So many hypermobile kids and adults develop pelvic floor problems. They surface as issues with bowel and bladder control, mobility problems, and when kids become sexually active, a host of sexual dysfunctions.
Wouldn’t it be better to prevent problems than solve them? Of course it would.
That was a rhetorical question, posed out of frustration and concern.
So what can you do to help hypermobile kids have the best chance at avoiding pelvic floor issues now and in the future, or at least delaying or minimizing pelvic floor issues?
- Address chronic constipation issues with everything you have. The sustained pressure on the pelvic floor from chronic constipation is a huge contributor to muscle weakness and tissue laxity. Day after day, month after month. I didn’t say fixing this is easy. It isn’t. But it is essential to go full-court-press on this one. Changing diet, finding the right combo of stimulants/fiber/exercises/compression clothing/etc. is needed for almost everyone with hypermobility. Leave no reasonable idea unexamined, and do not back down when you get pushback from your child or your providers who accept chronic constipation as the default. Educate a child that managing their bowels is no less important to their health than flossing or eating breakfast every morning. When they get older and do not want to discuss their poop schedule with you, make it clear that their alternative is demonstrating the ability to be fully responsible. As soon as they show an interest in sex (see #4), use that as the “carrot” for bowel management, as well as fitting into those skinny jeans without pain and feeling great.

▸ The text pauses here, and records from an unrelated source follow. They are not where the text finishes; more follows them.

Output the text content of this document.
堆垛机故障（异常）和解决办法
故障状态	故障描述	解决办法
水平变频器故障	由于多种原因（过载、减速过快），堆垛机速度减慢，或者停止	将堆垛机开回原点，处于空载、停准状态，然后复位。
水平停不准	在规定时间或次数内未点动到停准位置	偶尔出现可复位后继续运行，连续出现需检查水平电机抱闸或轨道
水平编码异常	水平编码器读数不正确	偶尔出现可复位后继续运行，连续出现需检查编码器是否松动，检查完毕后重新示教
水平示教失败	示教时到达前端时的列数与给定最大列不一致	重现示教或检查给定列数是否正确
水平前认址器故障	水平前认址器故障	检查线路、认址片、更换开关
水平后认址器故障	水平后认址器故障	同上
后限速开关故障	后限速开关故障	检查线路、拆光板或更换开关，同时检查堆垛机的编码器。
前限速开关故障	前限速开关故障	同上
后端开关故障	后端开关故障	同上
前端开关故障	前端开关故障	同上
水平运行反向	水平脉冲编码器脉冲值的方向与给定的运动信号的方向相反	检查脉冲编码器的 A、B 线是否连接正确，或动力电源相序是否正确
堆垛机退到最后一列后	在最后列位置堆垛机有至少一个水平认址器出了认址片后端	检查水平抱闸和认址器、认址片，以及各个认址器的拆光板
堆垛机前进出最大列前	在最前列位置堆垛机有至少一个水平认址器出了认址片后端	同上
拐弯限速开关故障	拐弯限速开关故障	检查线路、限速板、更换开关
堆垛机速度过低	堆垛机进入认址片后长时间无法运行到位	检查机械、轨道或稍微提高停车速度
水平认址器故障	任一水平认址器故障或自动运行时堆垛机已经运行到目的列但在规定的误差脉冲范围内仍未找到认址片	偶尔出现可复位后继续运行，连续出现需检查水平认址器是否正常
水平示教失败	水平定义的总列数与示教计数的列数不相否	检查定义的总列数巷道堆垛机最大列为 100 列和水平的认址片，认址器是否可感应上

- Explain why “holding it” isn’t a good plan for peeing. Not taking the time to empty a full bladder, or ignoring the fact that it has been hours since the last time they hit the loo, will create something called (really, this is a thing w/urologists) “lazy bladder”. Overstretching the bladder wall can result in a permanent state of tissue distention, and thus the receptors that should trigger urgency don’t fire. There is less proprioceptive input to the brain. Translation? Your kid won’t have the sensory info to know they are about to piddle on the floor or that they have to find a tree at the park…fast. That heavy bladder presses on the pelvic floor too, overstretching it. The combo of constipation with a full bladder is almost a perfect setup for pelvic floor and prolapse issues. Oops. They need to be mindful of using the toilet both when they feel urgency AND when they will be far from a potty. Don’t interpret recommendations not to pee very frequently with the idea that “holding it” somehow strengthens things down there or builds awareness. It doesn’t.

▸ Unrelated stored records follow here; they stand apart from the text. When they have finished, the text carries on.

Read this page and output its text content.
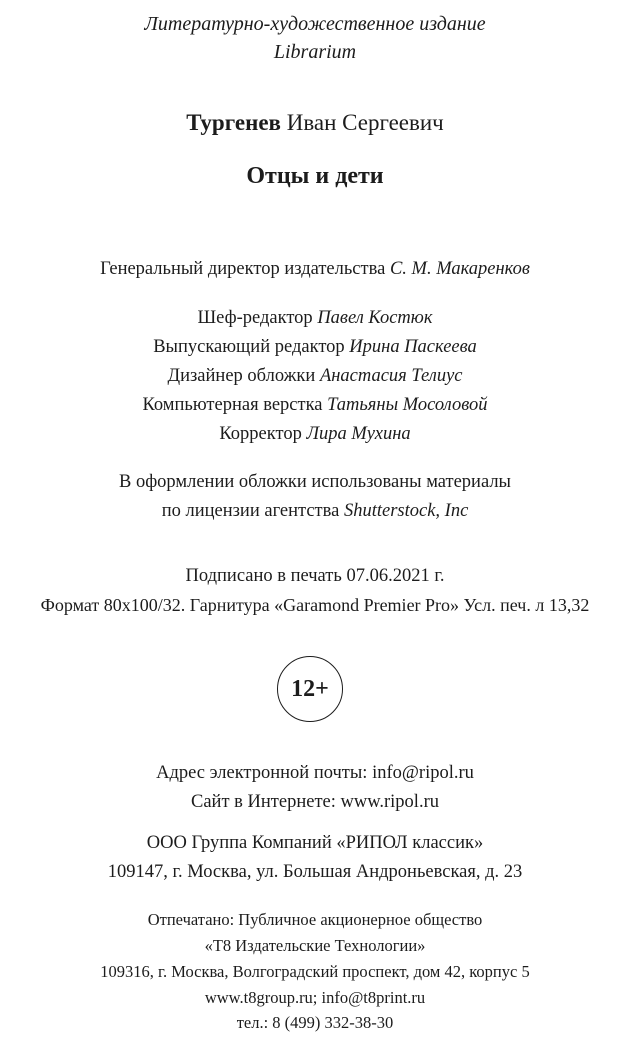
Литературно-художественное издание
Librarium
Тургенев Иван Сергеевич
Отцы и дети
Генеральный директор издательства С. М. Макаренков
Шеф-редактор Павел Костюк
Выпускающий редактор Ирина Паскеева
Дизайнер обложки Анастасия Телиус
Компьютерная верстка Татьяны Мосоловой
Корректор Лира Мухина
В оформлении обложки использованы материалы
по лицензии агентства Shutterstock, Inc
Подписано в печать 07.06.2021 г.
Формат 80x100/32. Гарнитура «Garamond Premier Pro» Усл. печ. л 13,32
12+
Адрес электронной почты: info@ripol.ru
Сайт в Интернете: www.ripol.ru
ООО Группа Компаний «РИПОЛ классик»
109147, г. Москва, ул. Большая Андроньевская, д. 23
Отпечатано: Публичное акционерное общество
«Т8 Издательские Технологии»
109316, г. Москва, Волгоградский проспект, дом 42, корпус 5
www.t8group.ru; info@t8print.ru
тел.: 8 (499) 332-38-30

- Learn why many therapists and doctors believe the pelvic floor begins a lot higher than you might think. A lot higher, like the neck. Some healthcare providers feel that breath control and swallowing issues in infancy that aren’t fully resolved contribute to alterations in fascial tension and movement patterns all the way down to the genitals. Yup, that far down. I am one of the providers who think this way. We know that fascia has true contractile properties, and we have a mind/body that works in tandem, not a mind separate from a body. It is hard to ignore these connections. Actually…it is impossible! What does this mean for kids? Control and alignment in movement and at rest matter far more than we think it did. Awareness and acceptance affect physical health and function.
- Sex shouldn’t hurt. This is true for everyone, at every age. When a hypermobile teen becomes sexually active, they probably do not know how their instability will affect them during sex. They are definitely not thinking about pelvic floor integrity and health! Instability isn’t always comfortable, but pelvic pain in sex isn’t normal either. This doesn’t mean it can’t be treatable. Almost everyone with a vagina experiences their first episode of penetration in heterosexual sex as less pleasurable than they had imagined. The first use of a dildo or another object into the vagina or anus can also be somewhat-to-significantly uncomfortable. It should not remain that way. Protecting the pelvic floor can require excellent communication skills with partners as well as with healthcare providers. Kids who are becoming sexually active need to know that they don’t have to agree to acts that are consistently painful. They can learn their body’s limits, and learn ways to receive and give sexual pleasure that don’t harm them.